Learn the basic mechanism of liquidity provisioning on Buffer
The Buffer liquidity pools (BLP) provide market-making liquidity for exotic options trading.
It works by locking up a certain amount of liquidity at the time of option buying, which is then used to pay out profits for in-the-money (ITM) options at the time of expiry.
When an option is bought, the settlement fee (15%) charged is sent to the pool, and the pool locks up the corresponding liquidity.
- When traders win (positive PnL), their winnings are received from the vault.
- When traders lose (negative PnL), their losses are sent to the vault.

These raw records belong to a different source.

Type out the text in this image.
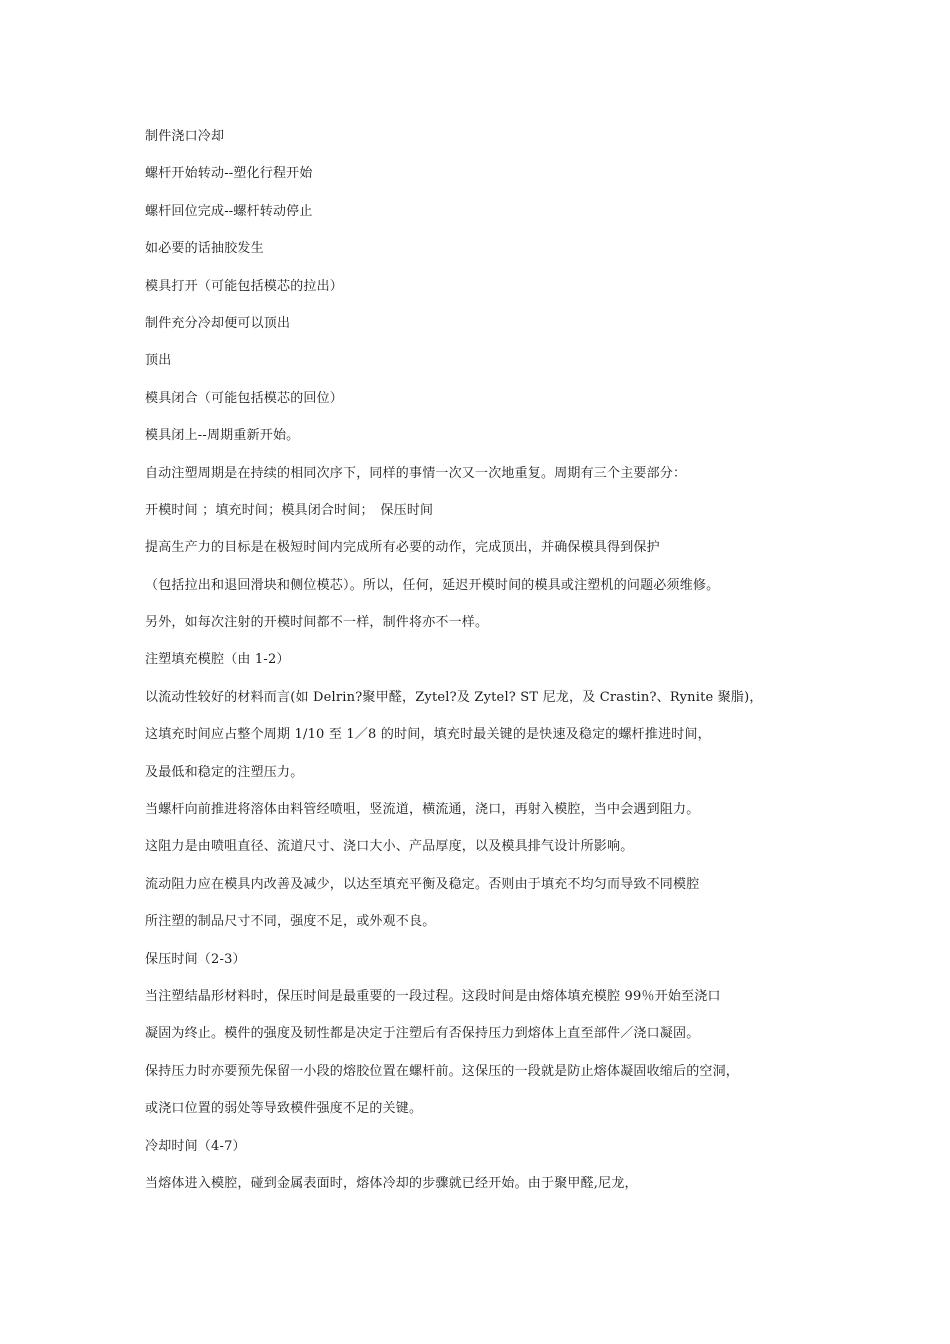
制件浇口冷却
螺杆开始转动--塑化行程开始
螺杆回位完成--螺杆转动停止
如必要的话抽胶发生
模具打开（可能包括模芯的拉出）
制件充分冷却便可以顶出
顶出
模具闭合（可能包括模芯的回位）
模具闭上--周期重新开始。
自动注塑周期是在持续的相同次序下，同样的事情一次又一次地重复。周期有三个主要部分：
开模时间 ；填充时间；模具闭合时间；　保压时间
提高生产力的目标是在极短时间内完成所有必要的动作，完成顶出，并确保模具得到保护
（包括拉出和退回滑块和侧位模芯）。所以，任何，延迟开模时间的模具或注塑机的问题必须维修。
另外，如每次注射的开模时间都不一样，制件将亦不一样。
注塑填充模腔（由 1-2）
以流动性较好的材料而言(如 Delrin?聚甲醛，Zytel?及 Zytel? ST 尼龙，及 Crastin?、Rynite 聚脂)，
这填充时间应占整个周期 1/10 至 1／8 的时间，填充时最关键的是快速及稳定的螺杆推进时间，
及最低和稳定的注塑压力。
当螺杆向前推进将溶体由料管经喷咀，竖流道，横流通，浇口，再射入模腔，当中会遇到阻力。
这阻力是由喷咀直径、流道尺寸、浇口大小、产品厚度，以及模具排气设计所影响。
流动阻力应在模具内改善及减少，以达至填充平衡及稳定。否则由于填充不均匀而导致不同模腔
所注塑的制品尺寸不同，强度不足，或外观不良。
保压时间（2-3）
当注塑结晶形材料时，保压时间是最重要的一段过程。这段时间是由熔体填充模腔 99％开始至浇口
凝固为终止。模件的强度及韧性都是决定于注塑后有否保持压力到熔体上直至部件／浇口凝固。
保持压力时亦要预先保留一小段的熔胶位置在螺杆前。这保压的一段就是防止熔体凝固收缩后的空洞，
或浇口位置的弱处等导致模件强度不足的关键。
冷却时间（4-7）
当熔体进入模腔，碰到金属表面时，熔体冷却的步骤就已经开始。由于聚甲醛,尼龙，
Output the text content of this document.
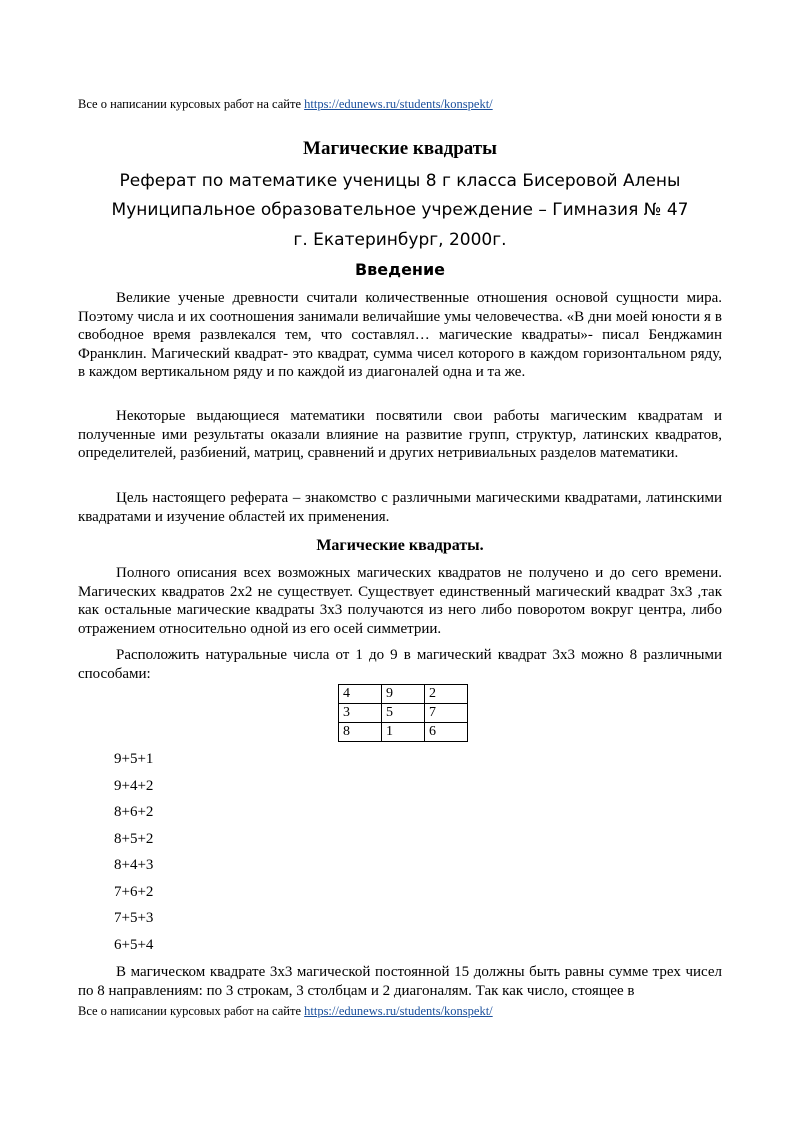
Все о написании курсовых работ на сайте https://edunews.ru/students/konspekt/
Магические квадраты
Реферат по математике ученицы 8 г класса Бисеровой Алены
Муниципальное образовательное учреждение – Гимназия № 47
г. Екатеринбург, 2000г.
Введение
Великие ученые древности считали количественные отношения основой сущности мира. Поэтому числа и их соотношения занимали величайшие умы человечества. «В дни моей юности я в свободное время развлекался тем, что составлял… магические квадраты»- писал Бенджамин Франклин. Магический квадрат- это квадрат, сумма чисел которого в каждом горизонтальном ряду, в каждом вертикальном ряду и по каждой из диагоналей одна и та же.
Некоторые выдающиеся математики посвятили свои работы магическим квадратам и полученные ими результаты оказали влияние на развитие групп, структур, латинских квадратов, определителей, разбиений, матриц, сравнений и других нетривиальных разделов математики.
Цель настоящего реферата – знакомство с различными магическими квадратами, латинскими квадратами и изучение областей их применения.
Магические квадраты.
Полного описания всех возможных магических квадратов не получено и до сего времени. Магических квадратов 2х2 не существует. Существует единственный магический квадрат 3х3 ,так как остальные магические квадраты 3х3 получаются из него либо поворотом вокруг центра, либо отражением относительно одной из его осей симметрии.
Расположить натуральные числа от 1 до 9 в магический квадрат 3х3 можно 8 различными способами:
4	9	2
3	5	7
8	1	6
9+5+1
9+4+2
8+6+2
8+5+2
8+4+3
7+6+2
7+5+3
6+5+4
В магическом квадрате 3х3 магической постоянной 15 должны быть равны сумме трех чисел по 8 направлениям: по 3 строкам, 3 столбцам и 2 диагоналям. Так как число, стоящее в
Все о написании курсовых работ на сайте https://edunews.ru/students/konspekt/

In exchange, the vault receives a portion of trading fees. These fees are proportionally split among Liquidity providers and BFR stakers incentivizing stakers to stay in the vault.
Multiple pools are available for trading depending on the selected markets. Trades can be placed in a non-custodial manner, allowing traders to remain in the custody of their assets even a trade is open.
Collateralization of the vault depends on trader PnL. If the locked liquidity is greater than the premium received, which helps to ensure that the pool has enough liquidity to cover potential reward payouts for ITM options. The profit earned by the pool is distributed among the liquidity providers in proportion to the liquidity they have added.
BLP is network and asset specific.
- USDC-based BLP (uBLP): earns 55% of platform fees distributed in USDC
- ARB-based BLP (aBLP): earns 70% of the platform fees distributed in ARB (via monthly airdrops)
The POL-based BFR pool seeded by the Buffer treasury, follows the same mechanics as BLP - traders' profits are sourced from the pool, while their losses are directed to it.
Inflows/outflows will be subject to governance once the Buffer DAO is implemented.
Note v2.5.1 does not support trading using $BFR as collateral. We are working on adding support for more collateral types. Traders keen on using $BFR as trading asset can do so on the Buffer Classic App.